The duo's come-to-bed look for winter 2005 (Peter Stigter)

They were also centre-stage this July, at their winter haute couture show: the designers began by meditating, silently, at the centre of a fake Japanese gravel garden. The show was already 40 minutes late. The howling, catcalling photographers somewhat disrupted the Zen atmosphere Viktor and Rolf were going for. As the models curled, crouched and stretched into yoga poses, the designers themselves were on hand to tweak every voluminous all-black ensemble, each tailored to exactly fit the models' twisted bodies like slip-covers.

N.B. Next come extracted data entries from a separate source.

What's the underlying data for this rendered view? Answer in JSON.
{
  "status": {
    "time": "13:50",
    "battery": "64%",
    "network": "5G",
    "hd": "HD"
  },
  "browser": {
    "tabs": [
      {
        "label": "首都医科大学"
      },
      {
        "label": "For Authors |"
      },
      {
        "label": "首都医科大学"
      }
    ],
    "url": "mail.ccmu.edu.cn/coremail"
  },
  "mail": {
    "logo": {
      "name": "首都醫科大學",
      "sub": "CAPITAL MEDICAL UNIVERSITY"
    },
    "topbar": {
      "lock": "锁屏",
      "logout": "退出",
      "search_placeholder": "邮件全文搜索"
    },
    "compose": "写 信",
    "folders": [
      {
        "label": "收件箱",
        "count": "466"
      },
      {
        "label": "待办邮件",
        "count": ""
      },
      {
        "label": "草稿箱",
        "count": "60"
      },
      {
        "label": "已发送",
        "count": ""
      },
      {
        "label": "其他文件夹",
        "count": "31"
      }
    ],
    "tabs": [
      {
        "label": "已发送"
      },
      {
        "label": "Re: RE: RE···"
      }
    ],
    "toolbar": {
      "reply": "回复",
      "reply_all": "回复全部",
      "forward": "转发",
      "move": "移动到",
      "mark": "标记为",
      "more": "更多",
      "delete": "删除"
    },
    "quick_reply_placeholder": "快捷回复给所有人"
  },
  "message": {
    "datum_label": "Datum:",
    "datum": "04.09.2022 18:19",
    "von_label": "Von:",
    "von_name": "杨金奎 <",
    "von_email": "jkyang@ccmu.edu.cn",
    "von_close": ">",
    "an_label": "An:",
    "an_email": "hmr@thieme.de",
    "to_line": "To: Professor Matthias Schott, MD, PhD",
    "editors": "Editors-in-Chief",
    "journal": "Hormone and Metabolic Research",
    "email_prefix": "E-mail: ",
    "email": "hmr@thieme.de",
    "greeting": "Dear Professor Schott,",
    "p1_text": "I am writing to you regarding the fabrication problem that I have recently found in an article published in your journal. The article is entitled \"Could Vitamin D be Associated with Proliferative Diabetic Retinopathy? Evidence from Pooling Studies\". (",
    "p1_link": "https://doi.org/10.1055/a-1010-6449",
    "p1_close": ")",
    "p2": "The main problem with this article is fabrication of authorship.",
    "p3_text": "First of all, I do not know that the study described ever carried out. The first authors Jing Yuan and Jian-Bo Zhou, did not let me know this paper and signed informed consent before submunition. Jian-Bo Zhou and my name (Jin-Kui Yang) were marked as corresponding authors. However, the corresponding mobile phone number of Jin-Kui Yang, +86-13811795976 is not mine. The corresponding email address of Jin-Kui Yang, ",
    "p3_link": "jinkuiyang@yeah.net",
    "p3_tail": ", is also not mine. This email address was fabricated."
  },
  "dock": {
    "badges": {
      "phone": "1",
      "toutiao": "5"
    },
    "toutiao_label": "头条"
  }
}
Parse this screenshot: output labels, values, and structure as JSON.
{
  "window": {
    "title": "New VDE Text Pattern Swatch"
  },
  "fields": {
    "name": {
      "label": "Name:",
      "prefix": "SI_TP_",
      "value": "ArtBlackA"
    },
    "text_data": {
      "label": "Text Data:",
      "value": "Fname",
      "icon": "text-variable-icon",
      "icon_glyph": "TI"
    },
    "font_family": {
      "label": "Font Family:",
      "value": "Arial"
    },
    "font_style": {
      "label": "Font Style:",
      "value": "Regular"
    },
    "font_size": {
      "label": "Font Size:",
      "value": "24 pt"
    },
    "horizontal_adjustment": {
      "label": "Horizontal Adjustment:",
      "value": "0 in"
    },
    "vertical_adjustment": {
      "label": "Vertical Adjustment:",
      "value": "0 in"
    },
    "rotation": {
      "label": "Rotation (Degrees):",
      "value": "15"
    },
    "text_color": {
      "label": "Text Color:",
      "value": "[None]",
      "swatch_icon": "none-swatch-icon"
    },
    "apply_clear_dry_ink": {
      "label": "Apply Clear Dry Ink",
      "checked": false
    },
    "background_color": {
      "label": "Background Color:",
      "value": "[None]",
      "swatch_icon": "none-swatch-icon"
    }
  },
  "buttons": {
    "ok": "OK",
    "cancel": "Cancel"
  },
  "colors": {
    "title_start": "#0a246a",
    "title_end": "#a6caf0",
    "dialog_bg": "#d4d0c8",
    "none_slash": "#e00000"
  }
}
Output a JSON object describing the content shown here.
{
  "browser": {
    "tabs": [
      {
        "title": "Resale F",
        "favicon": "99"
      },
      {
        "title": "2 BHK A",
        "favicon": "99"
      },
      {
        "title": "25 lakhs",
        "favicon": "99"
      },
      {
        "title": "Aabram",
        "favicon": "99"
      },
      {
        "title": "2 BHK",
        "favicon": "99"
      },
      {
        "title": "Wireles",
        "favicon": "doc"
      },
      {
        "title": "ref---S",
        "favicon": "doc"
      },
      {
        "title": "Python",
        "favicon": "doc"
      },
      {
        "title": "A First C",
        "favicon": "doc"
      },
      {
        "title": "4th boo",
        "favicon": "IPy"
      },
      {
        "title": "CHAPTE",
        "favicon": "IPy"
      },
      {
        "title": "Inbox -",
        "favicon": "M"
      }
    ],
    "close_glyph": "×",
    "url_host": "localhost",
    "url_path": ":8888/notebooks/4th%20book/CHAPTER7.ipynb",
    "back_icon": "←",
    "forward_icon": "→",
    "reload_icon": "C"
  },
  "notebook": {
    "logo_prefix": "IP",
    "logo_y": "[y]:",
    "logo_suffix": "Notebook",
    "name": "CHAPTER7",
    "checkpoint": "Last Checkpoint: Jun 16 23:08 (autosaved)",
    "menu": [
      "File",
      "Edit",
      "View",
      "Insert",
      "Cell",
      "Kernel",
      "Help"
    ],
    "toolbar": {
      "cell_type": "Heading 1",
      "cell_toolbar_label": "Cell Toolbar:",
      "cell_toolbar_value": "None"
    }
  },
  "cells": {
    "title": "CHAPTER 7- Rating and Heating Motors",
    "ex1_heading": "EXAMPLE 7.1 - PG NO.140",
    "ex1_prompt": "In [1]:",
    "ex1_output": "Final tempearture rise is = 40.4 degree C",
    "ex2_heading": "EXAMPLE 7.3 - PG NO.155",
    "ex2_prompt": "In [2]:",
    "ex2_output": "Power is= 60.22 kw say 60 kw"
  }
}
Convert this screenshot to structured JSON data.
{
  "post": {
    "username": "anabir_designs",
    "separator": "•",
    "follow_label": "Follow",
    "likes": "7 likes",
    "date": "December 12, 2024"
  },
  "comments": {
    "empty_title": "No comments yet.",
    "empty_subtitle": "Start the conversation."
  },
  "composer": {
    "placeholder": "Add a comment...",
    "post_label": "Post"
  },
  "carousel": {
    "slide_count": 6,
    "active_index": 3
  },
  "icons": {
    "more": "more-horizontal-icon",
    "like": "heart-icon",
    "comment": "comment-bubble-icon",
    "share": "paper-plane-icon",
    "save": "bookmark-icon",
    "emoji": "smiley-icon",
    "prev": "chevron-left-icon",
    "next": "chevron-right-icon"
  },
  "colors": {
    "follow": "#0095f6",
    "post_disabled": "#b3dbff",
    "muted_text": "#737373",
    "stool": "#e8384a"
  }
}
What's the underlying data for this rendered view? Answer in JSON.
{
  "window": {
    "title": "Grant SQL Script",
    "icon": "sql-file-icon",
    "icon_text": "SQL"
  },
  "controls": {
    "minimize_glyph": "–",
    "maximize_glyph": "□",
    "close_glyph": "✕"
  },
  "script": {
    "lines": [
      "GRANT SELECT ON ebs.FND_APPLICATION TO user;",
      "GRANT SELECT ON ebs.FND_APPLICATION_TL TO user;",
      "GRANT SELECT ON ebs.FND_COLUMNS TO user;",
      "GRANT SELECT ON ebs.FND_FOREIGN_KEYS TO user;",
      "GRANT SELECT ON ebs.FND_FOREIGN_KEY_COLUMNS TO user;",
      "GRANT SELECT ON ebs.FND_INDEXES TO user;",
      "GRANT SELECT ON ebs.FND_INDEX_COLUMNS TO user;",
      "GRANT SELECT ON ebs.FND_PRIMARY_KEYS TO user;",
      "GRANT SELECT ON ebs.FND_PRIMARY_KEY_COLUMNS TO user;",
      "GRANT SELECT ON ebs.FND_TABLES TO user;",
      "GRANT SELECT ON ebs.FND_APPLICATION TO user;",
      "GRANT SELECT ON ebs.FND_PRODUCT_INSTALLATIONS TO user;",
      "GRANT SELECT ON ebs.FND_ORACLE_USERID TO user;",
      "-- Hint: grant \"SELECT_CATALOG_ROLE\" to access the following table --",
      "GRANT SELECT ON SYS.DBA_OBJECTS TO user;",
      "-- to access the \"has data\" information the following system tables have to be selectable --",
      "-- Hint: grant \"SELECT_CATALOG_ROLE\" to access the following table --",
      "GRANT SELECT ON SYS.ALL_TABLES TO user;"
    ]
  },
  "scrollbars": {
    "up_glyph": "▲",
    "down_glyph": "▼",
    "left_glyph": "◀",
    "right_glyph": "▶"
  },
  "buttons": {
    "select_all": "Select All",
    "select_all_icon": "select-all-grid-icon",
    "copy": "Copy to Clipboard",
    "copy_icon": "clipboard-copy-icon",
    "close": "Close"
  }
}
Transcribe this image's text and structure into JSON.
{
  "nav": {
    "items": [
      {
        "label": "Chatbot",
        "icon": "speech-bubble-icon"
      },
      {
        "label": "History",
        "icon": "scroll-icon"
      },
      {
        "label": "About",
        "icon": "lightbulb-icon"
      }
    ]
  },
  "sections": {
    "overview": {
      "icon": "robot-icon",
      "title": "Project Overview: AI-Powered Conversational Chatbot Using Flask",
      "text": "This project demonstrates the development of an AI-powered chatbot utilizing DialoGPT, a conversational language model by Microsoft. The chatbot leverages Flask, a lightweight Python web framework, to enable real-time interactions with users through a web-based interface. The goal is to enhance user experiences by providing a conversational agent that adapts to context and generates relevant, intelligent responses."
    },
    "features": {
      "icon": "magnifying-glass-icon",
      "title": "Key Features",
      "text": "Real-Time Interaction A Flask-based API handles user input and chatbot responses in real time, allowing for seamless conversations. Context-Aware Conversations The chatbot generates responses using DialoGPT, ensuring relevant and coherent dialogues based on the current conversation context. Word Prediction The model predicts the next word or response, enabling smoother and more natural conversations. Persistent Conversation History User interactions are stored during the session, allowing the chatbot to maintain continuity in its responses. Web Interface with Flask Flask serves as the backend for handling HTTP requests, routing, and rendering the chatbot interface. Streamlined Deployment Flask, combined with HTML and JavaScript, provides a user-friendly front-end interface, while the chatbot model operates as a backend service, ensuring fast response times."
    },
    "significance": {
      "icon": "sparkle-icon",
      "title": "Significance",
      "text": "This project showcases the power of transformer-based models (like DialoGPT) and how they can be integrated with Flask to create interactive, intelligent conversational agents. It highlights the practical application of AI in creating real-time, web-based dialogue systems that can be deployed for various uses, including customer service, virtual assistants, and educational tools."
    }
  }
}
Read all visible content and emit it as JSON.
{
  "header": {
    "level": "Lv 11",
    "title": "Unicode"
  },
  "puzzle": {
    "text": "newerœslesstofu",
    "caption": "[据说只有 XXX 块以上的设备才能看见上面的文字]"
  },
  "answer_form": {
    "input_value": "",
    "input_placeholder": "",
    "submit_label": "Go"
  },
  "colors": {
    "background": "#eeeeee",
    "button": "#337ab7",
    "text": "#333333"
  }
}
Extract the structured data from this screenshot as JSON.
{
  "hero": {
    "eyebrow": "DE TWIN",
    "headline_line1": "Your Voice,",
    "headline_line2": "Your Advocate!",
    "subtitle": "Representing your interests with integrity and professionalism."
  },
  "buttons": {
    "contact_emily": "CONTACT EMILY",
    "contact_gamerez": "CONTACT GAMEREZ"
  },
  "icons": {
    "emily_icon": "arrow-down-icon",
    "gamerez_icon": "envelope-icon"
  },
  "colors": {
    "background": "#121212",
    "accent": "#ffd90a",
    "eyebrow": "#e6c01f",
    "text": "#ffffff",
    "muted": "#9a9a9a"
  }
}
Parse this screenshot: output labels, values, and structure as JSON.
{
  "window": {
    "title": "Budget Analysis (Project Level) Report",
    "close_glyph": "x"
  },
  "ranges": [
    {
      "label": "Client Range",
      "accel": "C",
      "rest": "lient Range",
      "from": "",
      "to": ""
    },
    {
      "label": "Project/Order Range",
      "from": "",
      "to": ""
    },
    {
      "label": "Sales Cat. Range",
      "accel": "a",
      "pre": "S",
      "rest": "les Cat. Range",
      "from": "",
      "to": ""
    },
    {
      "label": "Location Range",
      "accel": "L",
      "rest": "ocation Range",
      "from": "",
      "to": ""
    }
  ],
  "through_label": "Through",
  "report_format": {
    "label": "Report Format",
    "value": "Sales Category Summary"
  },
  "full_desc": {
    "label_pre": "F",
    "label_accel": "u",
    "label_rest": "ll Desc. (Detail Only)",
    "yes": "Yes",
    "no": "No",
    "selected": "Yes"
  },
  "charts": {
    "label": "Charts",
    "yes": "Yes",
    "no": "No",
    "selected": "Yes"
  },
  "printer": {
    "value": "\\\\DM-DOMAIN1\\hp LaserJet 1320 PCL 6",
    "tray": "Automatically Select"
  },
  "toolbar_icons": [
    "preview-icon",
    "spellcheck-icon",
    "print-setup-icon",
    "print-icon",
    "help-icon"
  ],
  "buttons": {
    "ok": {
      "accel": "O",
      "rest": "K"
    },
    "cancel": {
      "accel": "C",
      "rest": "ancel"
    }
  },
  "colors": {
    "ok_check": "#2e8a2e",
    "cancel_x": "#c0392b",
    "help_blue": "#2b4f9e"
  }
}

"We wanted to do something that would reflect our current state of mind," says Rolf of the collection's inspiration. "After 20 years of being so ambitious, running around and running after things... there comes a moment when you have to just enjoy things," reasons Viktor. "Being in the present. So that was the motivation behind it. That's how we came up with the idea to have these 20 girls, one for each year." That's Rolf, again. They talk like a table-tennis match. Indeed, they have compared their creative process to just that. "It's two people as one. It's like ping-pong. You have one vocabulary," Rolf tells me.

Horsting and Snoeren were both born in 1969 in the Netherlands, only meeting 19 years later when studying fashion at the Arnhem Academy of Art and Design. "I went to school thinking that I would become a fashion illustrator," says Viktor. "And then I met him." "It's all my fault," deadpans Rolf. They make a great double-act. Which is what drew them together in the first place. "We noticed we shared a vision," is Viktor's simple statement. Rolf, naturally, picks up the thread. "When we started, especially the first years, we thought it was great, but we didn't think 'Oh, we are a brand' or 'This is where this is going'. We just enjoyed working together, we did share an ambition. Creating something. It was very much a creative ambition."

That would make many scoff. After all, fashion isn't about pure creativity, but about marrying said creativity with commerce to make lots of money through lots of expensive clothes. Viktor and Rolf started with haute couture, the most expensive frocks of them all – with prices starting in the hefty five figures and sometimes rising to six.

Viktor & Rolf's latest collection featured all-black pieces in a Japanese-garden setting (Peter Stigter)

However, given how tiny the market is for six-figure hand-crafted frocks, never mind ones that make you look like you have cranial gout, it's the industry's high-profile, high-price loss-leader. Viktor & Rolf scraped by on press acclaim, museum sales and government subsidies for their first seven years, before launching their ready-to-wear range and reaping the commercial rewards. "We experimented a lot in those seven years... to focus what we want to do," says Viktor. Wearability, apparently wasn't, and isn't, the point. "The ultimate aim is expressing our ideas in the best way; to have people wearing it is a great bonus."

The difference between today and the label's starting point in 1993 – or even midway between the two in 2003 – is that lots and lots of people can, and have, worn Viktor & Rolf. In 2006, the pair collaborated with H&M, at that point only the third of the mass-retailers designer collaborations. The 2008 deal with Diesel geared them up to create pre-collections and catwalk shows that, more than ever before, are geared to mass-appeal. Their winter womenswear was a riff on white shirts and shredded jeans, the distressed detailing synched with the Metropolitan Museum's punk exhibition. It was a commercial, rather than creative exercise. Kind of like those mass-appeal, mass-production Warhol-commission portraits of wealthy socialites.

A decade ago, Viktor and Rolf talked about the end of a certain chapter. It was the eve of the release of Flowerbomb – and publicising fragrance is the reason houses today continue creating the high-profile but not-much-bought haute couture. You wonder if this return to the haute couture schedule – and, frankly, to form, as said winter collection is one of their best – marks another chapter. One where creativity and commerce can make as good a pairing as, say, Viktor and Rolf themselves.